While in some cases transfer pricing effectively allocates the income of multinationals among taxing jurisdictions, “multinationals have been able to use and/or misapply those rules to separate income from the economic activities that produce that income and to shift it into low-tax environments,” according to the OECD.
To help arrest some of the inequities in the global tax system, the OECD is calling to change the definition of what a “permanent establishment” is in jurisdictions abroad. Too often, it says, multinationals “artificially fragment their operations among multiple group entities to qualify for the exceptions to PE (permanent establishment) status.” The exceptions have helped firms gain significant tax savings, since permanent establishments would be subject to higher taxes.
The OECD also plans to assure that transfer pricing outcomes are “in line” with value creation. That means that when a multinational corporation’s foreign subsidiary sells it a product, the profits from the sale should be taxable to the same extent the would be if the sale were made by an unrelated company.

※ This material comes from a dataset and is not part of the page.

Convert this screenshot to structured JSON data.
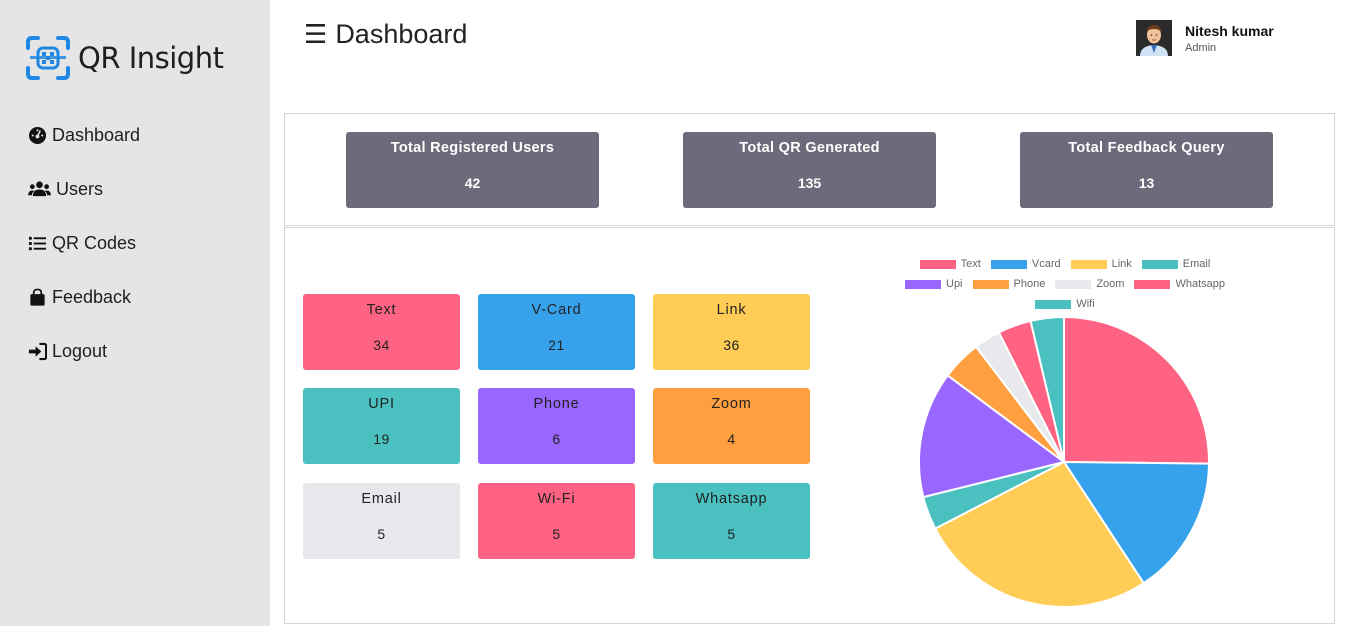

Specifically, the OECD plans to develop rules that ensure “profits associated with the transfer and use of intangibles are appropriately allocated in accordance with (rather than divorced from) value creation.”
Despite some natural corporate dislike for the proposal, Femia notes that “companies and trade groups would be well advised to engage constructively with national governments and the OECD.” He says it’s critical that an objective, balanced approach be taken on international tax policies.
For his part, Mayer Brown’s Bhogal adds that the OECD’s proposal could be a catalyst to “significant changes to the interaction of tax regimes on a global basis.”